James Cameron loves the water. No really, I mean he loooves the water. When he isn't breaking box office records with his feature films, he's off in the middle of an ocean somewhere breaking scientific records and making a documentary about it. So it shouldn't come as a surprise that he wants to take [Avatar 2](movie:38662) in the same direction.

Recent news of the sequel getting pushed back to, at least, 2017 means we're not going to be getting many concrete details any time soon. At this rate the complete collection of the 3 or 4 Avatar films will be available as a box set some time around 2025, if we're lucky. But what can be put together with the information we do have?

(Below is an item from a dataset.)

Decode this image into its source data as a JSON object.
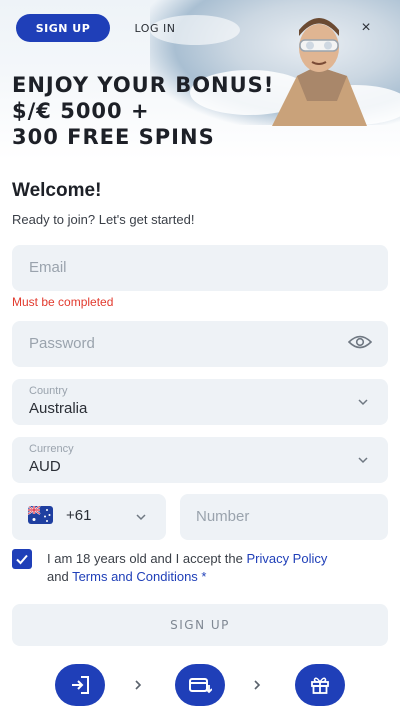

How far will the Avatar sequel push CGI technology?
How far will the Avatar sequel push CGI technology?

Both James Cameron and producer Jon Landau have spoken about the desire to spend more time under Pandora's waters. While the first Avatar took us up and around those floating islands, the sequels are looking to explore the other parts of Pandora - and possibly off Pandora to include other moons and planets.

The level of detail that Cameron has put into this world of his is truly astounding and it is clearly something that he wants to explore to its full extent. You get the sense that he's creating a massive statement with Pandora and the Na'vi people - one that can define a career.

Though James Cameron might prefer that his career defining moment come from his scientific explorations. He explained that he did get inspiration for the sequels by learning about the navigational skills of Polynesian sailors during a record-setting solo dive to the Mariana Trench.

Setting underwater records in science and film.
Setting underwater records in science and film.

When the first Avatar came out Cameron was quick to talk up the sequels and ideas he had for the further adventures of the Na'vi. He even mentioned how the sequels would be easier to work on since they had already spent the time developing the technology and tools to create the Avatar world. But as we all know, last year's technology is this year's rubbish.

The Disney ride shows off Avatar's water element.
The Disney ride shows off Avatar's water element.

It makes sense that Cameron is planning on a trilogy on top of the first film and getting that sorted out in order to shoot it back-to-back is likely what's causing the delays. It's better to shoot three films at once than to have to rebuild for each film.

As of just a month or so ago, the folks at the WETA effects house are still working on the infrastructure required to bring these Avatar sequels to life. And no, they haven't even done any underwater motion capture yet. This amount of work is the kind that makes sense to do for multiple films rather than just one.